La bonne organisation des mouvements, absente des médias
Les efforts accomplis par les activistes ici, à Minneapolis, où George Floyd est décédé, sont bien antérieurs et vont bien au-delà des événements de mai 2020, et ils sont souvent le fait de gens qui ont eux-mêmes subi des traumatismes et perdu des proches. Beaucoup ont déjà participé aux manifestations qui ont suivi la mort de dizaines de personnes noires, dont deux autres jeunes du Minnesota, Philando Castile et Jamar Clark.
Ce que j’ai appris sur le terrain, c’est tout ce dont les médias conventionnels ne parlent pas. J’ai appris à quel point nombre de mouvements de contestation empreints de civisme, enthousiasmants et réparateurs sont organisés – qu’il s’agisse de collectes de denrées alimentaires ou de commémorations publiques.
Notre analyse préliminaire de la couverture de l’[agence de presse] Associated Press et des chaînes d’information de mai à décembre 2020 montre une légère augmentation (12 % de la couverture) des mentions de violences policières pendant les manifestations, par rapport aux années précédentes. C’est à peu près le seul changement.
Des titres comme Les violences policières ne sont que le sommet de l’iceberg, ou encore Les législateurs profitent de l’élan de la contestation pour promouvoir des réformes raciales dans l’État ne représentent qu’un dixième des articles (69 sur 690). Les titres axés sur la violence des manifestants et les émeutes sont quatre fois plus courants.
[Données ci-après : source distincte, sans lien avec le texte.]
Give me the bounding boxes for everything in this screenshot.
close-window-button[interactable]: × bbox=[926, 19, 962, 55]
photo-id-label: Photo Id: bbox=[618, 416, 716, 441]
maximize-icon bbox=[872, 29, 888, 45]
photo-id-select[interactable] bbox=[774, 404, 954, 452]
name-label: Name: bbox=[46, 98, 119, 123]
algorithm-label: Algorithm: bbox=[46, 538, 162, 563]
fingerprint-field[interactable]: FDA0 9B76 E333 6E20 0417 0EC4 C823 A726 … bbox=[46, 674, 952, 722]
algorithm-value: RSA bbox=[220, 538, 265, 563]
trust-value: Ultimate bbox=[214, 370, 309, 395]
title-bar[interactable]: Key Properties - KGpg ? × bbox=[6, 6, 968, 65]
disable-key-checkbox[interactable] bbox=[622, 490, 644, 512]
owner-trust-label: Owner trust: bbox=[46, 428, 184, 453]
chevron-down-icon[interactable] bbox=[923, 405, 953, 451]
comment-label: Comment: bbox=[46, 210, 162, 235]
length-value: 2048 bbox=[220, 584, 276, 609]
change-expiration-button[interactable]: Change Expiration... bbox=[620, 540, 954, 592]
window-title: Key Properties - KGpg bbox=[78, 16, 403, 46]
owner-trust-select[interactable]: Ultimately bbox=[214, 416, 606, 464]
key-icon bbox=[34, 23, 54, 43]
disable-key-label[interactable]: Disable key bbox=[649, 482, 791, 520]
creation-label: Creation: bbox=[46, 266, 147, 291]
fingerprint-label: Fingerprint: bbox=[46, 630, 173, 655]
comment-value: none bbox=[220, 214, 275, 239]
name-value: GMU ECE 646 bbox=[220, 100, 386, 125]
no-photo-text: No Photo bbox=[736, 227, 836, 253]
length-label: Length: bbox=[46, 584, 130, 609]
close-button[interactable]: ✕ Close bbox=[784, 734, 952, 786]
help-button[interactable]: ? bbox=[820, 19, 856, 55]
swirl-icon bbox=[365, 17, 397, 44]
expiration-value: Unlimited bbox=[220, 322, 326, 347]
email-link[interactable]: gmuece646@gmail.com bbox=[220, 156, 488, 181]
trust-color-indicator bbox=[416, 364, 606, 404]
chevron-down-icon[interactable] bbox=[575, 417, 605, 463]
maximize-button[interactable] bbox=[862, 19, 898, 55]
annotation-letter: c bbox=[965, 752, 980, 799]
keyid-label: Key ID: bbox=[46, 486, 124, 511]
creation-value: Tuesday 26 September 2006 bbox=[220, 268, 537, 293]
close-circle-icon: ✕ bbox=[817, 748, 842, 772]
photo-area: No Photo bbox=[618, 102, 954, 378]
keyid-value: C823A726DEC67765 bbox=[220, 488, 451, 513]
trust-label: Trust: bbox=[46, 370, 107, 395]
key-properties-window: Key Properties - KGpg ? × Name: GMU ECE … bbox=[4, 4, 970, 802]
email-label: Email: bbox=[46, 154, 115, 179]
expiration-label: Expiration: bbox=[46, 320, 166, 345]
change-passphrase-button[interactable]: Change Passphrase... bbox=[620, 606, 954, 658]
Il y a eu des jours où quelques manifestants se sont laissés aller à la violence ou ont eu recours à des tactiques radicales, mais les manifestations sont restées pacifiques pendant des semaines entières. La description de ces dernières n’occupe que 4,9 % des articles. Les réflexions sur le lien entre le racisme et d’autres problèmes sont systématiquement sous-représentées dans la couverture médiatique – journaux, sites Internet et télévision – qui s’étale sur huit ans et que mon équipe a étudiée. Par exemple, on établit rarement un rapport entre le fait que la police tue des personnes noires et la violence par armes à feu. Les articles qui reviennent sur les violences policières contre les femmes noires et trans sont souvent réduits à la portion congrue.
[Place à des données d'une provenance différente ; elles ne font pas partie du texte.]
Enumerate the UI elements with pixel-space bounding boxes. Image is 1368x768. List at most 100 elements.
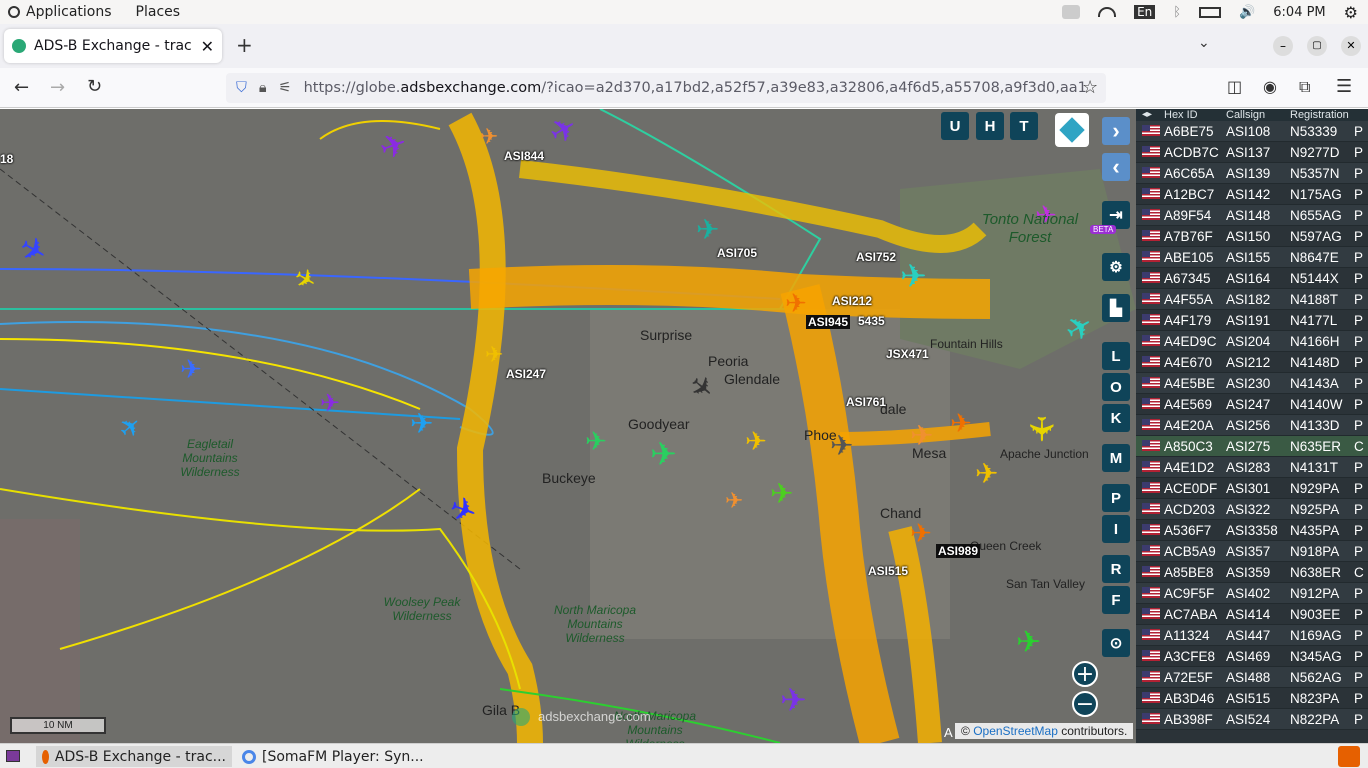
- button-u[interactable]: U: [941, 112, 969, 140]
- table-row[interactable]: ACB5A9 ASI357 N918PA P: [1136, 541, 1368, 562]
- map-layers-button[interactable]: [1055, 113, 1089, 147]
- aircraft-icon[interactable]: ✈: [975, 457, 998, 490]
- table-row[interactable]: AB3D46 ASI515 N823PA P: [1136, 688, 1368, 709]
- system-settings-icon[interactable]: ⚙: [1344, 3, 1358, 22]
- aircraft-icon[interactable]: ✈: [696, 213, 719, 246]
- applications-menu[interactable]: Applications: [8, 4, 112, 20]
- pocket-icon[interactable]: ◫: [1227, 77, 1242, 96]
- permissions-icon[interactable]: ⚟: [279, 80, 292, 96]
- collapse-toggle-icon[interactable]: ◂▸: [1136, 109, 1164, 121]
- zoom-out-button[interactable]: −: [1072, 691, 1098, 717]
- aircraft-icon[interactable]: ✈: [650, 435, 677, 473]
- button-l[interactable]: L: [1102, 342, 1130, 370]
- table-row[interactable]: A4E5BE ASI230 N4143A P: [1136, 373, 1368, 394]
- bluetooth-icon[interactable]: ᛒ: [1173, 5, 1181, 20]
- table-row[interactable]: AC9F5F ASI402 N912PA P: [1136, 583, 1368, 604]
- aircraft-icon[interactable]: ✈: [410, 407, 433, 440]
- button-r[interactable]: R: [1102, 555, 1130, 583]
- reload-button-icon[interactable]: ↻: [87, 76, 102, 97]
- table-row[interactable]: A4F55A ASI182 N4188T P: [1136, 289, 1368, 310]
- expand-panel-button[interactable]: ›: [1102, 117, 1130, 145]
- osm-link[interactable]: OpenStreetMap: [973, 724, 1058, 738]
- button-m[interactable]: M: [1102, 444, 1130, 472]
- column-callsign[interactable]: Callsign: [1226, 109, 1290, 121]
- aircraft-icon[interactable]: ✈: [1020, 415, 1060, 444]
- forward-button-icon[interactable]: →: [50, 77, 65, 98]
- table-row[interactable]: ACE0DF ASI301 N929PA P: [1136, 478, 1368, 499]
- table-row[interactable]: ABE105 ASI155 N8647E P: [1136, 247, 1368, 268]
- table-row[interactable]: AC7ABA ASI414 N903EE P: [1136, 604, 1368, 625]
- table-row[interactable]: A89F54 ASI148 N655AG P: [1136, 205, 1368, 226]
- flight-label[interactable]: ASI212: [832, 294, 872, 308]
- button-p[interactable]: P: [1102, 484, 1130, 512]
- table-row[interactable]: A536F7 ASI3358 N435PA P: [1136, 520, 1368, 541]
- column-registration[interactable]: Registration: [1290, 109, 1354, 121]
- column-hex-id[interactable]: Hex ID: [1164, 109, 1226, 121]
- flight-label[interactable]: ASI705: [717, 246, 757, 260]
- table-row[interactable]: A850C3 ASI275 N635ER C: [1136, 436, 1368, 457]
- flight-label[interactable]: JSX471: [886, 347, 929, 361]
- table-row[interactable]: A4ED9C ASI204 N4166H P: [1136, 331, 1368, 352]
- table-row[interactable]: A6BE75 ASI108 N53339 P: [1136, 121, 1368, 142]
- table-row[interactable]: ACD203 ASI322 N925PA P: [1136, 499, 1368, 520]
- table-row[interactable]: A85BE8 ASI359 N638ER C: [1136, 562, 1368, 583]
- bookmark-star-icon[interactable]: ☆: [1082, 77, 1098, 98]
- table-row[interactable]: A72E5F ASI488 N562AG P: [1136, 667, 1368, 688]
- places-menu[interactable]: Places: [136, 4, 181, 20]
- back-button-icon[interactable]: ←: [14, 77, 29, 98]
- table-row[interactable]: A3CFE8 ASI469 N345AG P: [1136, 646, 1368, 667]
- aircraft-icon[interactable]: ✈: [745, 427, 767, 457]
- table-row[interactable]: A7B76F ASI150 N597AG P: [1136, 226, 1368, 247]
- flight-label[interactable]: 5435: [858, 314, 885, 328]
- maximize-window-button[interactable]: ▢: [1307, 36, 1327, 56]
- volume-icon[interactable]: 🔊: [1239, 5, 1255, 20]
- taskbar-item-chrome[interactable]: [SomaFM Player: Syn...: [236, 746, 432, 767]
- flight-label[interactable]: ASI752: [856, 250, 896, 264]
- aircraft-icon[interactable]: ✈: [950, 409, 972, 439]
- close-window-button[interactable]: ✕: [1341, 36, 1361, 56]
- aircraft-icon[interactable]: ✈: [725, 489, 743, 514]
- address-bar[interactable]: ⛉ 🔒︎ ⚟ https://globe.adsbexchange.com/?i…: [226, 73, 1106, 103]
- table-row[interactable]: A4E670 ASI212 N4148D P: [1136, 352, 1368, 373]
- settings-gear-icon[interactable]: ⚙: [1102, 253, 1130, 281]
- table-row[interactable]: A4E569 ASI247 N4140W P: [1136, 394, 1368, 415]
- aircraft-icon[interactable]: ✈: [910, 519, 932, 549]
- clock[interactable]: 6:04 PM: [1273, 5, 1325, 20]
- button-i[interactable]: I: [1102, 515, 1130, 543]
- battery-icon[interactable]: [1199, 6, 1222, 18]
- indicator-icon[interactable]: [1062, 5, 1081, 19]
- collapse-panel-button[interactable]: ‹: [1102, 153, 1130, 181]
- flight-label[interactable]: 18: [0, 152, 13, 166]
- button-o[interactable]: O: [1102, 373, 1130, 401]
- extensions-icon[interactable]: ⧉: [1299, 77, 1310, 97]
- flight-label[interactable]: ASI945: [806, 315, 851, 329]
- table-row[interactable]: A12BC7 ASI142 N175AG P: [1136, 184, 1368, 205]
- wifi-icon[interactable]: [1098, 7, 1117, 17]
- flight-label[interactable]: ASI761: [846, 395, 886, 409]
- show-desktop-icon[interactable]: [6, 750, 20, 762]
- taskbar-item-firefox[interactable]: ADS-B Exchange - trac...: [36, 746, 232, 767]
- aircraft-icon[interactable]: ✈: [1016, 625, 1041, 660]
- tracking-protection-icon[interactable]: ⛉: [236, 80, 247, 96]
- table-row[interactable]: A6C65A ASI139 N5357N P: [1136, 163, 1368, 184]
- button-k[interactable]: K: [1102, 404, 1130, 432]
- flight-label[interactable]: ASI989: [936, 544, 981, 558]
- close-tab-icon[interactable]: ✕: [201, 37, 214, 56]
- stats-icon[interactable]: ▙: [1102, 294, 1130, 322]
- button-t[interactable]: T: [1010, 112, 1038, 140]
- aircraft-icon[interactable]: ✈: [480, 125, 498, 150]
- replay-icon[interactable]: ⊙: [1102, 629, 1130, 657]
- aircraft-icon[interactable]: ✈: [320, 389, 340, 417]
- firefox-tray-icon[interactable]: [1338, 746, 1360, 767]
- list-all-tabs-icon[interactable]: ⌄: [1198, 35, 1210, 51]
- app-menu-icon[interactable]: ☰: [1336, 76, 1352, 97]
- aircraft-icon[interactable]: ✈: [780, 681, 807, 719]
- table-row[interactable]: A11324 ASI447 N169AG P: [1136, 625, 1368, 646]
- zoom-in-button[interactable]: +: [1072, 661, 1098, 687]
- aircraft-icon[interactable]: ✈: [785, 289, 807, 319]
- table-row[interactable]: A4F179 ASI191 N4177L P: [1136, 310, 1368, 331]
- aircraft-table-panel[interactable]: ◂▸ Hex ID Callsign Registration A6BE75 AS…: [1136, 109, 1368, 743]
- table-row[interactable]: ACDB7C ASI137 N9277D P: [1136, 142, 1368, 163]
- lock-icon[interactable]: 🔒︎: [259, 80, 267, 96]
- table-row[interactable]: A4E1D2 ASI283 N4131T P: [1136, 457, 1368, 478]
Des rédactions au passé raciste
Avant 2020, mes recherches suscitaient généralement l’indifférence des journalistes. Mais quand, dans tout le pays, les rédactions ont commencé à regarder en face leur passé raciste, ils se sont montrés davantage disposés à s’engager dans des initiatives, des formations et des ateliers. Face à ce changement, une nouvelle analyse devient essentielle.
Mes collaborateurs et moi espérons développer des techniques d’apprentissage informatique plus contextualisées qui pourraient être capables de détecter les nuances du langage, comme les sous-entendus et les mots-clés politiques qui marginalisent plus particulièrement les communautés noires et les efforts des activistes. Cela nous permettrait de traiter plus rapidement l’information, peut-être en temps réel, et d’en tirer des conclusions plus générales. Nous espérons également étendre notre analyse à d’autres sources d’information, dont les nouvelles publications orientées vers l’antiracisme comme The Emancipator, ou les conversations sur les réseaux sociaux. Nous souhaitons comprendre les tensions entre les récits des médias traditionnels et ceux du “journalisme citoyen” des militants et des défenseurs des droits civiques.
Les journalistes peuvent critiquer des articles individuels, et ils le font, mais leurs rédactions manquent souvent des ressources nécessaires pour analyser leur travail en tant que corpus. Les chercheurs peuvent les aider à s’améliorer, et les placer devant leurs responsabilités.